Input: ['this is a sentence to be tokenized']


The `tokenize` method tokenizes it into a set of integer tokens:

In [28]:
tokenized = tokenizer.tokenize(input)
print(f"Output: {tokenized}")

Output: <tf.RaggedTensor [[2, 693, 186, 120, 7380, 165, 248, 165, 2399, 1609, 3]]>


Each integer here corresponds to a token position in the vocabulary. To see the complete generated vocabulary refer to [bpe_tokenizers/ted_hrlr_translate_pt_to_en/vocab.txt](../bpe_tokenizers/ted_hrlr_translate_pt_to_en/vocab.txt). 

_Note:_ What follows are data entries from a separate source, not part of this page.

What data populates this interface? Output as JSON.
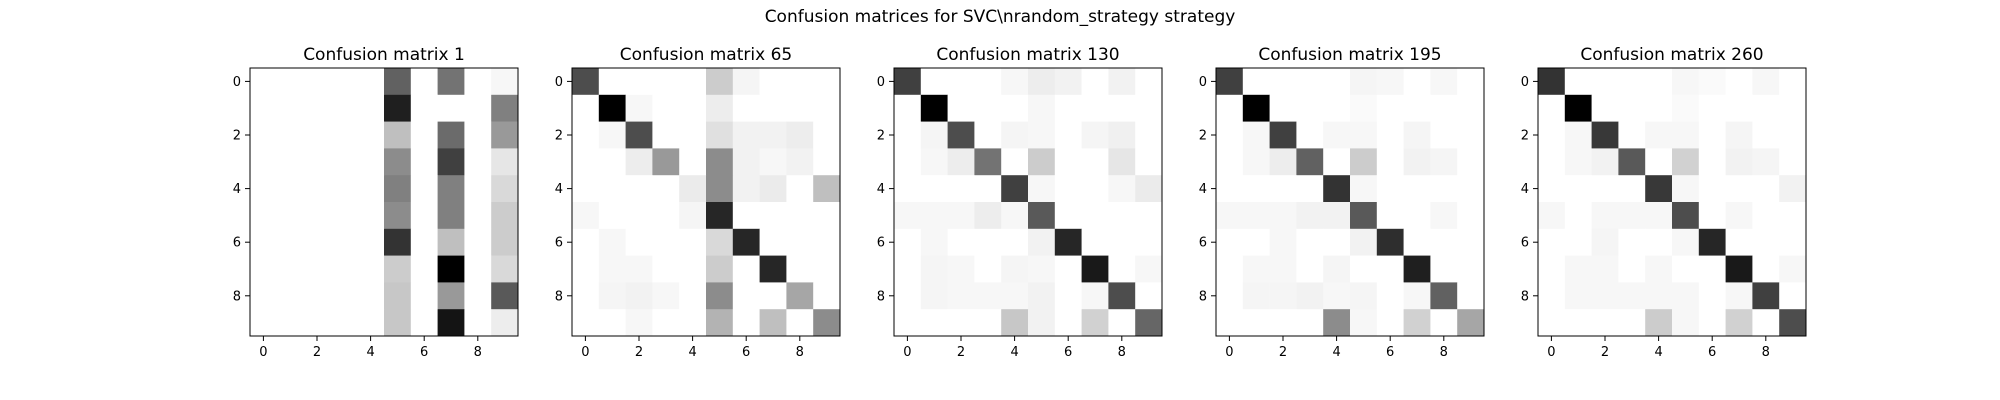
{
  "figure": {
    "suptitle": "Confusion matrices for SVC\\nrandom_strategy strategy"
  },
  "chart_data": {
    "type": "heatmap",
    "colormap": "gray_r",
    "ticks": [
      0,
      2,
      4,
      6,
      8
    ],
    "xlim": [
      -0.5,
      9.5
    ],
    "ylim": [
      9.5,
      -0.5
    ],
    "grid": false,
    "legend": "none",
    "matrices": [
      {
        "title": "Confusion matrix 1",
        "values": [
          [
            0,
            0,
            0,
            0,
            0,
            0.62,
            0,
            0.55,
            0,
            0.03
          ],
          [
            0,
            0,
            0,
            0,
            0,
            0.88,
            0,
            0,
            0,
            0.5
          ],
          [
            0,
            0,
            0,
            0,
            0,
            0.25,
            0,
            0.58,
            0,
            0.4
          ],
          [
            0,
            0,
            0,
            0,
            0,
            0.45,
            0,
            0.75,
            0,
            0.1
          ],
          [
            0,
            0,
            0,
            0,
            0,
            0.5,
            0,
            0.5,
            0,
            0.15
          ],
          [
            0,
            0,
            0,
            0,
            0,
            0.45,
            0,
            0.5,
            0,
            0.2
          ],
          [
            0,
            0,
            0,
            0,
            0,
            0.8,
            0,
            0.25,
            0,
            0.2
          ],
          [
            0,
            0,
            0,
            0,
            0,
            0.2,
            0,
            1.0,
            0,
            0.15
          ],
          [
            0,
            0,
            0,
            0,
            0,
            0.22,
            0,
            0.4,
            0,
            0.65
          ],
          [
            0,
            0,
            0,
            0,
            0,
            0.22,
            0,
            0.92,
            0,
            0.07
          ]
        ]
      },
      {
        "title": "Confusion matrix 65",
        "values": [
          [
            0.7,
            0,
            0,
            0,
            0,
            0.2,
            0.04,
            0,
            0,
            0
          ],
          [
            0,
            1.0,
            0.03,
            0,
            0,
            0.07,
            0,
            0,
            0,
            0
          ],
          [
            0,
            0.03,
            0.7,
            0,
            0,
            0.12,
            0.05,
            0.05,
            0.07,
            0
          ],
          [
            0,
            0,
            0.07,
            0.4,
            0,
            0.45,
            0.05,
            0.03,
            0.05,
            0
          ],
          [
            0,
            0,
            0,
            0,
            0.08,
            0.45,
            0.05,
            0.08,
            0,
            0.25
          ],
          [
            0.03,
            0,
            0,
            0,
            0.04,
            0.85,
            0,
            0,
            0,
            0
          ],
          [
            0,
            0.03,
            0,
            0,
            0,
            0.15,
            0.85,
            0,
            0,
            0
          ],
          [
            0,
            0.03,
            0.03,
            0,
            0,
            0.2,
            0,
            0.85,
            0,
            0
          ],
          [
            0,
            0.04,
            0.05,
            0.03,
            0,
            0.45,
            0,
            0,
            0.35,
            0
          ],
          [
            0,
            0,
            0.03,
            0,
            0,
            0.3,
            0,
            0.25,
            0,
            0.45
          ]
        ]
      },
      {
        "title": "Confusion matrix 130",
        "values": [
          [
            0.75,
            0,
            0,
            0,
            0.03,
            0.07,
            0.05,
            0,
            0.05,
            0
          ],
          [
            0,
            1.0,
            0,
            0,
            0,
            0.03,
            0,
            0,
            0,
            0
          ],
          [
            0,
            0.04,
            0.7,
            0,
            0.04,
            0.03,
            0,
            0.04,
            0.06,
            0
          ],
          [
            0,
            0.03,
            0.07,
            0.55,
            0,
            0.2,
            0,
            0,
            0.1,
            0
          ],
          [
            0,
            0,
            0,
            0,
            0.75,
            0.03,
            0,
            0,
            0.03,
            0.08
          ],
          [
            0.03,
            0.03,
            0.03,
            0.07,
            0.03,
            0.65,
            0,
            0,
            0,
            0
          ],
          [
            0,
            0.03,
            0,
            0,
            0,
            0.05,
            0.85,
            0,
            0,
            0
          ],
          [
            0,
            0.04,
            0.03,
            0,
            0.04,
            0.03,
            0,
            0.9,
            0,
            0.03
          ],
          [
            0,
            0.04,
            0.03,
            0.03,
            0.03,
            0.05,
            0,
            0.03,
            0.7,
            0
          ],
          [
            0,
            0,
            0,
            0,
            0.22,
            0.05,
            0,
            0.18,
            0,
            0.6
          ]
        ]
      },
      {
        "title": "Confusion matrix 195",
        "values": [
          [
            0.75,
            0,
            0,
            0,
            0,
            0.04,
            0.03,
            0,
            0.03,
            0
          ],
          [
            0,
            1.0,
            0,
            0,
            0,
            0.02,
            0,
            0,
            0,
            0
          ],
          [
            0,
            0.03,
            0.75,
            0,
            0.03,
            0.03,
            0,
            0.04,
            0,
            0
          ],
          [
            0,
            0.03,
            0.07,
            0.62,
            0,
            0.2,
            0,
            0.05,
            0.04,
            0
          ],
          [
            0,
            0,
            0,
            0,
            0.8,
            0.03,
            0,
            0,
            0,
            0
          ],
          [
            0.03,
            0.03,
            0.03,
            0.05,
            0.05,
            0.65,
            0,
            0,
            0.03,
            0
          ],
          [
            0,
            0,
            0.03,
            0,
            0,
            0.05,
            0.82,
            0,
            0,
            0
          ],
          [
            0,
            0.03,
            0.03,
            0,
            0.04,
            0,
            0,
            0.88,
            0,
            0
          ],
          [
            0,
            0.04,
            0.04,
            0.05,
            0.03,
            0.04,
            0,
            0.03,
            0.62,
            0
          ],
          [
            0,
            0,
            0,
            0,
            0.45,
            0.03,
            0,
            0.18,
            0,
            0.35
          ]
        ]
      },
      {
        "title": "Confusion matrix 260",
        "values": [
          [
            0.8,
            0,
            0,
            0,
            0,
            0.03,
            0.02,
            0,
            0.03,
            0
          ],
          [
            0,
            1.0,
            0,
            0,
            0,
            0.02,
            0,
            0,
            0,
            0
          ],
          [
            0,
            0.03,
            0.78,
            0,
            0.03,
            0.03,
            0,
            0.04,
            0,
            0
          ],
          [
            0,
            0.03,
            0.05,
            0.65,
            0,
            0.18,
            0,
            0.05,
            0.04,
            0
          ],
          [
            0,
            0,
            0,
            0,
            0.78,
            0.03,
            0,
            0,
            0,
            0.05
          ],
          [
            0.03,
            0,
            0.03,
            0.03,
            0.03,
            0.7,
            0,
            0.03,
            0,
            0
          ],
          [
            0,
            0,
            0.04,
            0,
            0,
            0.03,
            0.85,
            0,
            0,
            0
          ],
          [
            0,
            0.03,
            0.03,
            0,
            0.03,
            0,
            0,
            0.9,
            0,
            0.03
          ],
          [
            0,
            0.03,
            0.03,
            0.03,
            0.03,
            0.03,
            0,
            0.03,
            0.75,
            0
          ],
          [
            0,
            0,
            0,
            0,
            0.2,
            0.03,
            0,
            0.18,
            0,
            0.7
          ]
        ]
      }
    ]
  }
}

### Step 2: Unveiling Tokens via Lookup

It is possible to see what characters this integer tokens correspond to using the `lookup` method:

In [30]:
tokens = tokenizer.lookup(tokenized)
tokens = tokens.to_list()
decoded_tokens = [token.decode('utf-8') for sublist in tokens for token in sublist]
print(f"Tokens: {decoded_tokens}")

Tokens: ['[START]', 'this', 'Ġis', 'Ġa', 'Ġsentence', 'Ġto', 'Ġbe', 'Ġto', 'ken', 'ized', '[END]']


#### Key Observations:

* **Utilization of `Ġ`**: This character signifies the commencement of a new word.
* **Single vs. Multi-Token Words**: While frequent words might attain individual tokens, rarer or absent words (like 'tokenized') break into smaller tokens: 'Ġto', 'ken', and 'ized'.

### Step 3: Detokenize

Retrieving the original sentence is attainable with a call to the detokenize method:

In [33]:
detokenized = tokenizer.detokenize(tokenized)
print(f"Detokenizes: {detokenized}")

Detokenizes: [b'this is a sentence to be tokenized']